Optimal Placement and Sizing of Photovoltaic Based Distributed Generation Considering Costs of Operation Planning of Monocrystalline and Thin-Film Technologies

Abstract

Distributed generation (DG) technology has been growing rapidly in industries as this technology can increase the overall efficiency to the power systems. Improper placement and sizing can lead to power losses and interrupt the voltage profile of distribution systems. Studies have been done to solve the DG placement and sizing problem considering several factors, and one of the common factor is minimizing the power losses. However, it is not adequate by only considering the power losses, whereas, the costs of the generation, investment, maintenance, and losses of the distribution system must be taken in consideration.

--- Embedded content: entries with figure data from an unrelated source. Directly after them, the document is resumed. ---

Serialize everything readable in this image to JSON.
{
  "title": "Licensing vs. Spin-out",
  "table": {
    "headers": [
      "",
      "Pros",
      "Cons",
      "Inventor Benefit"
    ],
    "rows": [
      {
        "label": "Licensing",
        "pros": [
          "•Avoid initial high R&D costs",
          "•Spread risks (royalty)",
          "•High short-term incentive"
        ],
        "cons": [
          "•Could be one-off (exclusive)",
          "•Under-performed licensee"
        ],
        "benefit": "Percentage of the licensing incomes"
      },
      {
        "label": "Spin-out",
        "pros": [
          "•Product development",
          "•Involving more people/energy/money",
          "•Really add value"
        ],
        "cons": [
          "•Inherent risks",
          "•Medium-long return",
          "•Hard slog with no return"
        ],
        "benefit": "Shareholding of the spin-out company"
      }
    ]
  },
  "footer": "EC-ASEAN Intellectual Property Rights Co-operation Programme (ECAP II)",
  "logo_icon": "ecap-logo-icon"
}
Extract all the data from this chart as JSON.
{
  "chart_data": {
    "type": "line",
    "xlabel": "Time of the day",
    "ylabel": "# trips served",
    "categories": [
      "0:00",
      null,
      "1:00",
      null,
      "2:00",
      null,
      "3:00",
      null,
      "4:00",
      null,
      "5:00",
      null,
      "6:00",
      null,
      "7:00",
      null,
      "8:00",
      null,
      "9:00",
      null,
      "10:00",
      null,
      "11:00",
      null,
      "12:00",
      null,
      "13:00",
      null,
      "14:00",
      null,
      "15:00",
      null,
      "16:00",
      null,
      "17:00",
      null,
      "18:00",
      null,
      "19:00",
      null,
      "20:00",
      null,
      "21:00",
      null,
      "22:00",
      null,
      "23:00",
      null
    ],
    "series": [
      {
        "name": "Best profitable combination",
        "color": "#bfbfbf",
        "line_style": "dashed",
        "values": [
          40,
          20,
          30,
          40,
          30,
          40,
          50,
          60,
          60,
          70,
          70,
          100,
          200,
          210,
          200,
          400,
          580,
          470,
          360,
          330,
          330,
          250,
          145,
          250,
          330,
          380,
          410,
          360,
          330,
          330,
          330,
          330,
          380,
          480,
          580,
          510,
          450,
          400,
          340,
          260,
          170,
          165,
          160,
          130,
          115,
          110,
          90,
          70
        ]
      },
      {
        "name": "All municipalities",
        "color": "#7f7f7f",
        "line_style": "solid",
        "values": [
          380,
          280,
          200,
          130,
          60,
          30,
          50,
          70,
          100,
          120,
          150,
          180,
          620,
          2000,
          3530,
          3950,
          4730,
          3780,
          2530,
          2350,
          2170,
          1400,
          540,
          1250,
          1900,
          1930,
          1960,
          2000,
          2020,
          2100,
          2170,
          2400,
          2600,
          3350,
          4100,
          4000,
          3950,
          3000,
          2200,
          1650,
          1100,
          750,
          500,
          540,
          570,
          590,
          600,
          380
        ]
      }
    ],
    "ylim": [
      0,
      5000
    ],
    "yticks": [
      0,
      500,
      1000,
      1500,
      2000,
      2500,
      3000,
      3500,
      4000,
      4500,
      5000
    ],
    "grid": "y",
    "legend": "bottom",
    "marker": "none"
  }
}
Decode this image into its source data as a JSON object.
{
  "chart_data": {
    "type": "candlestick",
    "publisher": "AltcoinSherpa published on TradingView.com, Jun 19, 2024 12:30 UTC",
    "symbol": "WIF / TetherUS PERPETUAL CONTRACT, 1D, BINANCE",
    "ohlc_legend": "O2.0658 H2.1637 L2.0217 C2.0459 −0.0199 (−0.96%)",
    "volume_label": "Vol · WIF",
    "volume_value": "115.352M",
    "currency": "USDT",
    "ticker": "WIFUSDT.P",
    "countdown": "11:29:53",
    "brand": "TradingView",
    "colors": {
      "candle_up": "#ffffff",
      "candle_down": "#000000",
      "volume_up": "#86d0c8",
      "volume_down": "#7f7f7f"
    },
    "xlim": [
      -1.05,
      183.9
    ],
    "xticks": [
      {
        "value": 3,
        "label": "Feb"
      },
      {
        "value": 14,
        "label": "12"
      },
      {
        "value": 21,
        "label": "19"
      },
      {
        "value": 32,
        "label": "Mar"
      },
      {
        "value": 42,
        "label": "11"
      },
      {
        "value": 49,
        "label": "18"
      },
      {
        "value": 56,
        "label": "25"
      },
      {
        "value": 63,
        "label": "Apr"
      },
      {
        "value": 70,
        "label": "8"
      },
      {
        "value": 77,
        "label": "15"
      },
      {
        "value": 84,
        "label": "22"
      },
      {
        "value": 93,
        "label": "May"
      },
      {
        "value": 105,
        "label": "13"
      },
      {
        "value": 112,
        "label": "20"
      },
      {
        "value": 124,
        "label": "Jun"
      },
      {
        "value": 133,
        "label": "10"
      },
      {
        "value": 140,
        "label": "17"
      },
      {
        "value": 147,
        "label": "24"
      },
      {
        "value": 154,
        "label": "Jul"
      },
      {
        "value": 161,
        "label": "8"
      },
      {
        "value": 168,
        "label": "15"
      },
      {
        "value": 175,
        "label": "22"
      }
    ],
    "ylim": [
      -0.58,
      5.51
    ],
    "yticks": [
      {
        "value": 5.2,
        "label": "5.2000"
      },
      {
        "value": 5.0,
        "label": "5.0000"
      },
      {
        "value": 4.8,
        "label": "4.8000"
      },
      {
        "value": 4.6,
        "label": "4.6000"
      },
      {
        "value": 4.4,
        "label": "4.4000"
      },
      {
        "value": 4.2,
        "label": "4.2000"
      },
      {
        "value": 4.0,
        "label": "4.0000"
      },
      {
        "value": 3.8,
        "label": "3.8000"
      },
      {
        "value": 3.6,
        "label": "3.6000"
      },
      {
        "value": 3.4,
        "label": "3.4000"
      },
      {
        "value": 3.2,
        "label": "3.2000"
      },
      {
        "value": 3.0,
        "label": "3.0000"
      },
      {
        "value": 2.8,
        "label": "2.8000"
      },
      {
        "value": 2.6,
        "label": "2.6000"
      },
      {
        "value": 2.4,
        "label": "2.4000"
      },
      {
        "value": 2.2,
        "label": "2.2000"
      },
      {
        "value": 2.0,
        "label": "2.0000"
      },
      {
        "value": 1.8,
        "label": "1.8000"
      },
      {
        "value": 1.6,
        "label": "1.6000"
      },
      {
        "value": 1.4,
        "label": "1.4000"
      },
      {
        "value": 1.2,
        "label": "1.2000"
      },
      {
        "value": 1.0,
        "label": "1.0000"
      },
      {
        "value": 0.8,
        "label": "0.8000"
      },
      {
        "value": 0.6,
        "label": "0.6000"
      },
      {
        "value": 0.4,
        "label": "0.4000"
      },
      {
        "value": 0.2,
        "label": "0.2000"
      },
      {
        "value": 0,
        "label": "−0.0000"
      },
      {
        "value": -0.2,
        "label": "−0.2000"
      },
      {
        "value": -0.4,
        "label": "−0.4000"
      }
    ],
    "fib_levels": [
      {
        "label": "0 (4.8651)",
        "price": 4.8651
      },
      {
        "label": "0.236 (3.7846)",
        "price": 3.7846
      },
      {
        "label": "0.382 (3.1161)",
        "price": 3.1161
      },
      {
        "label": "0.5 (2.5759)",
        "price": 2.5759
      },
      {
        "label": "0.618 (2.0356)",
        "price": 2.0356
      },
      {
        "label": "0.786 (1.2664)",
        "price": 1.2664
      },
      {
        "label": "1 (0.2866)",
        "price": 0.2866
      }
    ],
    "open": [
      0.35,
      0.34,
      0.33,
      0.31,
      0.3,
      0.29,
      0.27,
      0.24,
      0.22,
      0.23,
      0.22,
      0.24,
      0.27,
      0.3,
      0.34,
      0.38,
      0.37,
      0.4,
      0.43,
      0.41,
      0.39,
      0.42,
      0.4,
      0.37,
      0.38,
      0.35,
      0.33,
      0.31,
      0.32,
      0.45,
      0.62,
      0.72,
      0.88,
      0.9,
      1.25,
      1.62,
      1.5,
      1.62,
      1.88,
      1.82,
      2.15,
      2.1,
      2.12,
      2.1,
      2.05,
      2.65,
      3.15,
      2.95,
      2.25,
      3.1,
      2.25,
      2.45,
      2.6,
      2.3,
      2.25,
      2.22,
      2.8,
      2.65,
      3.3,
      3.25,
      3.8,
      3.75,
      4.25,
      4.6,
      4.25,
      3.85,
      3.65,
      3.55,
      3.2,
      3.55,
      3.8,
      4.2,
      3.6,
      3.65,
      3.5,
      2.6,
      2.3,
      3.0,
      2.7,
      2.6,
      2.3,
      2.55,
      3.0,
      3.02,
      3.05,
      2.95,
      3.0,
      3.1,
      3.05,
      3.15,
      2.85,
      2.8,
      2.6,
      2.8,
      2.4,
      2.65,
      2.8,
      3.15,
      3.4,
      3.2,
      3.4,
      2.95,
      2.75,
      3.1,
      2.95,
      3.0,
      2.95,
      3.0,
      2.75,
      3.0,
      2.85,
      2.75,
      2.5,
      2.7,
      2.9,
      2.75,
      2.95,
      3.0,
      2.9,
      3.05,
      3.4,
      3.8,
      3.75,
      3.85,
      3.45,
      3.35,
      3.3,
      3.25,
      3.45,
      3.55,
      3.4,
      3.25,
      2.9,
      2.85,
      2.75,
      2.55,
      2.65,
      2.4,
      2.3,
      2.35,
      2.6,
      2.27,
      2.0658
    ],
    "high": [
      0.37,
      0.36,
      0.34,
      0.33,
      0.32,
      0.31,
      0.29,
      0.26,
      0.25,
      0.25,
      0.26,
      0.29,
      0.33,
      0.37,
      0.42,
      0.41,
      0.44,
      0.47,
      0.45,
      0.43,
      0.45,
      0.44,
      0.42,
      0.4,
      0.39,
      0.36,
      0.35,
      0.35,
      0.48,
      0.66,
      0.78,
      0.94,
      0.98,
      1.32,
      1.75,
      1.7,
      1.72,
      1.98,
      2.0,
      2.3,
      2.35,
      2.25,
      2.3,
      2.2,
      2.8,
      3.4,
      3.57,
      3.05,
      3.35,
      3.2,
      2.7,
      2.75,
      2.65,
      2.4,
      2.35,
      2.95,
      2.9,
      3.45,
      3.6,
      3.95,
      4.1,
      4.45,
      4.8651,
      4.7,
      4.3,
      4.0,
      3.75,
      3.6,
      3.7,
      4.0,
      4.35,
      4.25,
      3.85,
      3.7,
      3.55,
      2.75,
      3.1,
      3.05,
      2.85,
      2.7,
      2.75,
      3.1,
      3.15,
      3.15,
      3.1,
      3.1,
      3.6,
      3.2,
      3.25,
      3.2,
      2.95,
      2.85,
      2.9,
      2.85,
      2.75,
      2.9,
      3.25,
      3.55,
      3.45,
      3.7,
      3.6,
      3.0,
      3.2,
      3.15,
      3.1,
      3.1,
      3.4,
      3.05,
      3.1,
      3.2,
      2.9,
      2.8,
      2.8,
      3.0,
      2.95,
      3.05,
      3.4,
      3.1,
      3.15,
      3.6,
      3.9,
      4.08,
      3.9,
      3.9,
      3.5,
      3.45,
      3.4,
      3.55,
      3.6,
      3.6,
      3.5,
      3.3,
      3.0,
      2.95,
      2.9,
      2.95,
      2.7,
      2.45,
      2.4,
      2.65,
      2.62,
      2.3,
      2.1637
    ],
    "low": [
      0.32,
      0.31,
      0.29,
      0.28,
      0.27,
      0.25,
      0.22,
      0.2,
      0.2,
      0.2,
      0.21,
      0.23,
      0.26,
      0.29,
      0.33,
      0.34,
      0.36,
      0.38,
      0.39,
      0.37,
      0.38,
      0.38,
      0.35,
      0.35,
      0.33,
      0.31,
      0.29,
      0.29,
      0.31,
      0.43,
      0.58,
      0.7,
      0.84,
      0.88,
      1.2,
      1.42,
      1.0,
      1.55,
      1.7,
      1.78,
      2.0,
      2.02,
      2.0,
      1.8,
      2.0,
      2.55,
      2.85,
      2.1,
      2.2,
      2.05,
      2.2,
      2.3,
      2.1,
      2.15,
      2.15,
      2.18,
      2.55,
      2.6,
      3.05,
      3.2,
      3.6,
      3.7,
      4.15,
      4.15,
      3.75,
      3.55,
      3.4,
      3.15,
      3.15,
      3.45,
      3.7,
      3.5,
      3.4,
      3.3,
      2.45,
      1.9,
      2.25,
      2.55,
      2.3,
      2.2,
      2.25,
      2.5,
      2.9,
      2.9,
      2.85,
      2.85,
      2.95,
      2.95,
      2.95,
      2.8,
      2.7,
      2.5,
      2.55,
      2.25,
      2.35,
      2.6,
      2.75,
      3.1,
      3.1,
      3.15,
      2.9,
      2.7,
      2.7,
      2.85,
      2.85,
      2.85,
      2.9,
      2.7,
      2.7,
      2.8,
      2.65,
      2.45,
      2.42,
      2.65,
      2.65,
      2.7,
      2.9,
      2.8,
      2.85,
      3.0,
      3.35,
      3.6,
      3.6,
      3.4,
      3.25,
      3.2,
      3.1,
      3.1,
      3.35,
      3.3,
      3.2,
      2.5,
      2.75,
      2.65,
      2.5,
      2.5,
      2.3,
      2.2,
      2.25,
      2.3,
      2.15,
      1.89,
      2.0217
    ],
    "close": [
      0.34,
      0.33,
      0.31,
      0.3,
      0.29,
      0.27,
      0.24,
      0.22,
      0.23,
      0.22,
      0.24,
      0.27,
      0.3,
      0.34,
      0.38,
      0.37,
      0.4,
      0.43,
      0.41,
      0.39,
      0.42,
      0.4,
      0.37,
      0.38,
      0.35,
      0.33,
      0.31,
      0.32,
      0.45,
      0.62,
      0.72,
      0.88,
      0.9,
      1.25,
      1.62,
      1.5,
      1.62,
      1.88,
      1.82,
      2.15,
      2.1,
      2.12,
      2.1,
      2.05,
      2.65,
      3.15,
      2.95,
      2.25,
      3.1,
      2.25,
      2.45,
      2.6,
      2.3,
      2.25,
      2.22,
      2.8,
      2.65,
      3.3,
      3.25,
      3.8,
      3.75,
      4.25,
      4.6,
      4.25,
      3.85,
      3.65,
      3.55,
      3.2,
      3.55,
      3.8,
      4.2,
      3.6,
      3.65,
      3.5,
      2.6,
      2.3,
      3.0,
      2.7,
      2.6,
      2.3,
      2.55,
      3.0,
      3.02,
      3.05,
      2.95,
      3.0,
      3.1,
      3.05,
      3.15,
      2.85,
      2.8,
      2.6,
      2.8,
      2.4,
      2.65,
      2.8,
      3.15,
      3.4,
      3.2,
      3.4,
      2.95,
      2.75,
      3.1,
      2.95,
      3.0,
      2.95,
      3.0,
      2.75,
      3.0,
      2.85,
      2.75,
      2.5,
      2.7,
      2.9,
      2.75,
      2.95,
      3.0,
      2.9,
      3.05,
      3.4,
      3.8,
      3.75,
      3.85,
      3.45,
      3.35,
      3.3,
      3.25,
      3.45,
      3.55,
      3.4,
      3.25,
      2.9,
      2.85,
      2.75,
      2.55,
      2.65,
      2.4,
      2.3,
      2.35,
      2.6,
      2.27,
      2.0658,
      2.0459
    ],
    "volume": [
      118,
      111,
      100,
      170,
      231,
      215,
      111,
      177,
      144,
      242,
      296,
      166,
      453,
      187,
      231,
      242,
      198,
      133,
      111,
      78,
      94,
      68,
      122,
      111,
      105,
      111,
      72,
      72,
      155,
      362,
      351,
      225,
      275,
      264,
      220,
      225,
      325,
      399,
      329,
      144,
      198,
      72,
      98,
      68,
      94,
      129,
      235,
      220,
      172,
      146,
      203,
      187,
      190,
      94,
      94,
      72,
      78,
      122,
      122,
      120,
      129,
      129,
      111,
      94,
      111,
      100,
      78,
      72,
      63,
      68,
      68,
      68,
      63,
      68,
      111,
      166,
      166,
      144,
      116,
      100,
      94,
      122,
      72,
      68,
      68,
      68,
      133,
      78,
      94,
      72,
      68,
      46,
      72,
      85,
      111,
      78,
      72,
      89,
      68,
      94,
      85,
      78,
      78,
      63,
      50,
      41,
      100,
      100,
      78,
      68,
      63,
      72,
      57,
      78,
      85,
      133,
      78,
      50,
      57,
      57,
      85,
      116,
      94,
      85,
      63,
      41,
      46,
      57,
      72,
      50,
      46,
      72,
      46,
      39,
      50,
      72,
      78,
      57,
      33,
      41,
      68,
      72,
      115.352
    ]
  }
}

In this research, DG chosen to study is photovoltaic (PV) type which is monocrystalline and thin-film. Costs of operation planning with respect to the power losses is considered which include the costs of investment, maintenance, power loss, and generation that are determined for optimal placement and sizing of DG. The proposed method improved gravitational search algorithm (IGSA) is used in the matlab environment to find the optimal placement and sizing of DG and is tested with the IEEE 34-bus system. The performance of IGSA is then compared with gravitational search algorithm (GSA) and particle swarm optimization (PSO) to find out which algorithm gives the best fitness value and convergence rate. The purpose of this research is to identify the operation planning cost based on the optimization results and improves the optimal placement and sizing of DG in future, to provide maximum economical, technical, environmental benefits, and increase the overall efficiency to the power system.